SoundChannel SOUND_COMPLETE not being fired when SoundChannel.stop() called...

  • August 29, 2015
  • 1 reply
  • 454 views

Hi all...

I'm writing some code that's an audio player; I'm using the streaming API (the SAMPLE_DATA event) to push the audio data.

This works fine, and I get a SOUND_COMPLETE event when there is no more sound data.

However, if I execute the function SoundChannel.stop() (in response to a "pause" button being pressed onscreen), the audio stops, but no SOUND_COMPLETE event is generated.

Is this as expected?  It seems odd to me that a SOUND_COMPLETE event would only be generated when incoming sound data is exhausted, but not when the stop() method is called.

Does anyone have experience with these APs?  I couldn't find a solution anywhere I've searched so far...

- Tim

This topic has been closed for replies.
Correct answer kglad

actually, i don't see a satisfactory way to do that because the soundchannel class is final and therefore cannot be extended (without hacking the soundchannel class).
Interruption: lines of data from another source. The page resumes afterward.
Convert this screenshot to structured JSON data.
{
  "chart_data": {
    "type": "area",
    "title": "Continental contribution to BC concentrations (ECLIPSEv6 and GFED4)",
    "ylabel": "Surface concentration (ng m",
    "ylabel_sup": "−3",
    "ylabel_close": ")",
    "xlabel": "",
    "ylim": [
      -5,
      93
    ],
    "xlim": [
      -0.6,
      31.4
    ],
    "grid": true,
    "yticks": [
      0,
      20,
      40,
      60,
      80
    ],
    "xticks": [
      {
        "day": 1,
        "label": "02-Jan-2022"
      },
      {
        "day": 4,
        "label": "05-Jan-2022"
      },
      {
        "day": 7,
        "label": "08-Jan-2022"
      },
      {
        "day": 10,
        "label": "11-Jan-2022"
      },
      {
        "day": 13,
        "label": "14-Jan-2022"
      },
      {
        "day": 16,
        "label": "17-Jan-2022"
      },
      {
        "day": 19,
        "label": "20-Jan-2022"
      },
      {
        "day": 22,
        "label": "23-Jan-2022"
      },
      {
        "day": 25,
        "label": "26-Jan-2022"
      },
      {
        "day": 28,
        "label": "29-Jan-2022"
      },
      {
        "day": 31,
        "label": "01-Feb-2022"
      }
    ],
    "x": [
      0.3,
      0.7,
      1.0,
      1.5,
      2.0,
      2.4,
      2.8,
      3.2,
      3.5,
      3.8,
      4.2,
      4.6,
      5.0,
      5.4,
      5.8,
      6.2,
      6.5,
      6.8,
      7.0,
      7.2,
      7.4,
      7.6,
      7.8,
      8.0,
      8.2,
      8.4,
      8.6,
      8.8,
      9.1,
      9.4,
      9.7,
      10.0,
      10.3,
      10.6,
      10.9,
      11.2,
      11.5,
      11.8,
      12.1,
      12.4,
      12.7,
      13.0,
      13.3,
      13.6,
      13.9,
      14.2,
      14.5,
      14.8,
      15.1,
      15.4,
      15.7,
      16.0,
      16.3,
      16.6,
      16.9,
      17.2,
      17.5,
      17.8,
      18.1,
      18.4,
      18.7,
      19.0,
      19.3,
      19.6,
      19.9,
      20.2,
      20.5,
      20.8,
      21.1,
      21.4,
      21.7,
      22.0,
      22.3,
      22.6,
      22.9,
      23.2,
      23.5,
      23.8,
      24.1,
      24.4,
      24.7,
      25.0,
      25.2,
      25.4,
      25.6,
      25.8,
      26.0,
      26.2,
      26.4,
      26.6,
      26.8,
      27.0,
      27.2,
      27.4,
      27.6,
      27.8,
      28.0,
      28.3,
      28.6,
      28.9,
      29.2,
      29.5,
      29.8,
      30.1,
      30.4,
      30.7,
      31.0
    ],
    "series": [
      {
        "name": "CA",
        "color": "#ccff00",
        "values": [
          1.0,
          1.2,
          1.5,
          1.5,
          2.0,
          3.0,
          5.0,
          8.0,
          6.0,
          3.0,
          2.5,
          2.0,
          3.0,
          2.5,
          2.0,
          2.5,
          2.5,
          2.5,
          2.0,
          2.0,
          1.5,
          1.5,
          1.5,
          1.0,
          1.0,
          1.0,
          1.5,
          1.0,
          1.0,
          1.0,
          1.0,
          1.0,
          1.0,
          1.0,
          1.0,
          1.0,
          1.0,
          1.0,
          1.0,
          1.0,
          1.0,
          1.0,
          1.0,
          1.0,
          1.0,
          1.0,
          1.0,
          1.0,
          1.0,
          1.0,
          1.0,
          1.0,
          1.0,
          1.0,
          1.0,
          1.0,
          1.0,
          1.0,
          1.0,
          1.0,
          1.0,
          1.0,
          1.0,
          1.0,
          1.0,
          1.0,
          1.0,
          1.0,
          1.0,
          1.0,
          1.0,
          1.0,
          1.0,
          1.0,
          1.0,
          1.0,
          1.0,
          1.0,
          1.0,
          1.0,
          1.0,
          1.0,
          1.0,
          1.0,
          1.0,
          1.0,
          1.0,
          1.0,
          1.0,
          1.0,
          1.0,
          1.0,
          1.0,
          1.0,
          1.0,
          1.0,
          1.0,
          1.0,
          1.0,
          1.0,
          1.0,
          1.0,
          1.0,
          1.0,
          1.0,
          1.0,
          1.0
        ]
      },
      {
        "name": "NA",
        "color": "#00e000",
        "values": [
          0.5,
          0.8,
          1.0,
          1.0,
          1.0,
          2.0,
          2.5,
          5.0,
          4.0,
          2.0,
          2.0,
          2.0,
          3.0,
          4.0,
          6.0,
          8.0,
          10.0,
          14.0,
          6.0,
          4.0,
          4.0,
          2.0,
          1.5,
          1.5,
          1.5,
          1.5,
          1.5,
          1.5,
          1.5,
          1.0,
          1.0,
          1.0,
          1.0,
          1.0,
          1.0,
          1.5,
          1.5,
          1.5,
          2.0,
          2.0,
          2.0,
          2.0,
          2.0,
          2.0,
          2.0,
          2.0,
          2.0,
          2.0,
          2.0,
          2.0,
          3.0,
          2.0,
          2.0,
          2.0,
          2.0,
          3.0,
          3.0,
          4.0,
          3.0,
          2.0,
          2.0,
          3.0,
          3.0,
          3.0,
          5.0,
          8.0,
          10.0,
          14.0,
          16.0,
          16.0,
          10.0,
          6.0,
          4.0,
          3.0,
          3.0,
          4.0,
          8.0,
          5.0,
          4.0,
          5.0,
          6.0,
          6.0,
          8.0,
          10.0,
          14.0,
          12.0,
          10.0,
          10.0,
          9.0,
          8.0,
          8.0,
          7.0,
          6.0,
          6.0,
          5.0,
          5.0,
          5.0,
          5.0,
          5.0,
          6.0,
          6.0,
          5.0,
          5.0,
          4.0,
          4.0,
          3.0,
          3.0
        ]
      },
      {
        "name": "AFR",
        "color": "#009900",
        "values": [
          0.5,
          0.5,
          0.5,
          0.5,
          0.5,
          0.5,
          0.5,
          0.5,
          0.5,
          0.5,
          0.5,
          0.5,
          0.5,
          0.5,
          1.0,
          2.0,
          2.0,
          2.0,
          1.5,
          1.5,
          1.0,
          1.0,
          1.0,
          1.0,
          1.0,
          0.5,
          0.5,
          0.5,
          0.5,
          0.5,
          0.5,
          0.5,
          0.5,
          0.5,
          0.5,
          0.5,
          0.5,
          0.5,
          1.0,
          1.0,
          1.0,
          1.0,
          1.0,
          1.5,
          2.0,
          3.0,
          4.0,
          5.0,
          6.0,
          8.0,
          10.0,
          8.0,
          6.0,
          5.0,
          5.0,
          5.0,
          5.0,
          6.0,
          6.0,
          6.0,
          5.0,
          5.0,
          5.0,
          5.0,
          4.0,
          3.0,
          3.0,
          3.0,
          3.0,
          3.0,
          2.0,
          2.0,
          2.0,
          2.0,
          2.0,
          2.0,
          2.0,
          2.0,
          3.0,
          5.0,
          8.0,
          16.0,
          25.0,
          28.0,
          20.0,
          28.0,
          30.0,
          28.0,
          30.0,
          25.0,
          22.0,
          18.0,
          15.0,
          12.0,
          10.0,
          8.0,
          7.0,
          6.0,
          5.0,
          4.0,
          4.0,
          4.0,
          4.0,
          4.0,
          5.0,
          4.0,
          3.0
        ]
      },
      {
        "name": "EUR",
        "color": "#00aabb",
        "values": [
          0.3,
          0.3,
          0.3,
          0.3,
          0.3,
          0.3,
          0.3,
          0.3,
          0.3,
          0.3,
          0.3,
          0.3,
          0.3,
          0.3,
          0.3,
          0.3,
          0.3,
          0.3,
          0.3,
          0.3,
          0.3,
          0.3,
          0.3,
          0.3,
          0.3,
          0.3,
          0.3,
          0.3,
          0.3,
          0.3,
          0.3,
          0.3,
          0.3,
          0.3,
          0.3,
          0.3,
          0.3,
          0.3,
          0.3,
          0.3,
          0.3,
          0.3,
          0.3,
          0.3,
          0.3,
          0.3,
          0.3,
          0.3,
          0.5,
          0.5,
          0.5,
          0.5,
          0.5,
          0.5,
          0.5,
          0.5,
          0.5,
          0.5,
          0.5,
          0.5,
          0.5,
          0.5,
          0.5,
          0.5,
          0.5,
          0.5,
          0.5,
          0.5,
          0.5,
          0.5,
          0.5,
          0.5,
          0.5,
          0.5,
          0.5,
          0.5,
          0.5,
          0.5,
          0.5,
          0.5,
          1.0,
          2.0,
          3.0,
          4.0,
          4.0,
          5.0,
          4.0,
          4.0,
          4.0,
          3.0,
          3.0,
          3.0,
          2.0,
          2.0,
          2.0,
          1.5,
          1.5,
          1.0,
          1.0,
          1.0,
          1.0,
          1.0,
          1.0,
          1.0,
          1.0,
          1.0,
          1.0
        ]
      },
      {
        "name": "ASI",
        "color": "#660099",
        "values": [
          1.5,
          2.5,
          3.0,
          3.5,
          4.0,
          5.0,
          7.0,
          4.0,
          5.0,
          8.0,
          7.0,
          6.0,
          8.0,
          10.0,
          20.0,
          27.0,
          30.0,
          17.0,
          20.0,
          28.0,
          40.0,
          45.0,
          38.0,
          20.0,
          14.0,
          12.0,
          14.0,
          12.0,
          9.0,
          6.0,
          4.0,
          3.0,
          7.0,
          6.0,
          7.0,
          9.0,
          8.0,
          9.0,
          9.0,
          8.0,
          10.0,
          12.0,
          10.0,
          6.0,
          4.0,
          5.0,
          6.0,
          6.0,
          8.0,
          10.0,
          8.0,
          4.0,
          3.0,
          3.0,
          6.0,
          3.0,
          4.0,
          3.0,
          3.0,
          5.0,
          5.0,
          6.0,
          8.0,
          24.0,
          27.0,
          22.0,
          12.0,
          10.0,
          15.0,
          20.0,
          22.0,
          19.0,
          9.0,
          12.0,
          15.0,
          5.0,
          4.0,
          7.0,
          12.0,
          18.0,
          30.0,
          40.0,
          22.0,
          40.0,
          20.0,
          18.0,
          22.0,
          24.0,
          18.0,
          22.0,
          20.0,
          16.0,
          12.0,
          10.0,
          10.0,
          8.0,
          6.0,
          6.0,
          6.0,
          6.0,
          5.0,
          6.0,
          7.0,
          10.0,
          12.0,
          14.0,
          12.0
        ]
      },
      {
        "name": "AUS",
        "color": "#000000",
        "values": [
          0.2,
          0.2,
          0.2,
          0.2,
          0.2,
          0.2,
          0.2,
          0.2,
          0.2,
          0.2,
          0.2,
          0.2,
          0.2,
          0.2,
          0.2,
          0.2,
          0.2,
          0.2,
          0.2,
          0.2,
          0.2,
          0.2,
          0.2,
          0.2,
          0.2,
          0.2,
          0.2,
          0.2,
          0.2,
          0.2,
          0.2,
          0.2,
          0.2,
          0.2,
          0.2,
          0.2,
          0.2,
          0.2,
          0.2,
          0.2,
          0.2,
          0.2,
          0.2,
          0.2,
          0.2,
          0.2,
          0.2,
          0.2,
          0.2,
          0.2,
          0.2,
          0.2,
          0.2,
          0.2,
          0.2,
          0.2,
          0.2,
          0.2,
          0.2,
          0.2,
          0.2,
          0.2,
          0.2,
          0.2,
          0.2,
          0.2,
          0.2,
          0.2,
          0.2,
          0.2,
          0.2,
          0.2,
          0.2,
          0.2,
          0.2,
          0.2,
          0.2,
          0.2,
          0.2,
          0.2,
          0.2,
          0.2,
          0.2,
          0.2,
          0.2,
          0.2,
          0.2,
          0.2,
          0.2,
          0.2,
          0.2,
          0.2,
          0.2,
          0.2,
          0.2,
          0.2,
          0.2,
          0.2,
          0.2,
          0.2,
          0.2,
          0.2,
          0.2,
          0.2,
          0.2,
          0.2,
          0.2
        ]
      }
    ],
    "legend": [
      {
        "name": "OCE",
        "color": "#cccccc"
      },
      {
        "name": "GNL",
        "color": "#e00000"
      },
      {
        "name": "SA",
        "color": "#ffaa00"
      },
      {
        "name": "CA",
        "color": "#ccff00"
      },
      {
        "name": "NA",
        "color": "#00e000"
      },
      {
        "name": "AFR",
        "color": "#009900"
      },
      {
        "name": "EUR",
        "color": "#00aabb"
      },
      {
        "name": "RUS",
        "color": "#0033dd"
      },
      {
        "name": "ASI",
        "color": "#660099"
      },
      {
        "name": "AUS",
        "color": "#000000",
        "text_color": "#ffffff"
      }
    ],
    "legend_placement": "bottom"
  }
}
imo, tracking that in the obvious way is preferable.  ie, you know when stop() is applied, do or call whatever when that occurs.

1 reply

kglad
Community Expert
Community Expert
August 29, 2015

it's a soundcomplete event, not a soundstopped event so it makes sense to me.

and it you want to create a custom soundstopped event that dispatched when a sound stops, create it.

tbessieAuthor
Participant
August 29, 2015

Thanks, kglad - so, there's a way in ActionScript to add custom events to custom actions in predefined components like SoundChannel?

I could surely add my own event when I call SoundChannel.stop(), but that would be without knowledge of what SoundChannel.stop() is doing internally; ideally I'd generate such an event when stop() closes an actively playing stream (one that isn't already stopped), so that would require modifying the internals of SoundChannel, wouldn't it?

- Tim

kglad
Community Expert
kgladCommunity ExpertCorrect answer
Community Expert
August 30, 2015

actually, i don't see a satisfactory way to do that because the soundchannel class is final and therefore cannot be extended (without hacking the soundchannel class).

imo, tracking that in the obvious way is preferable.  ie, you know when stop() is applied, do or call whatever when that occurs.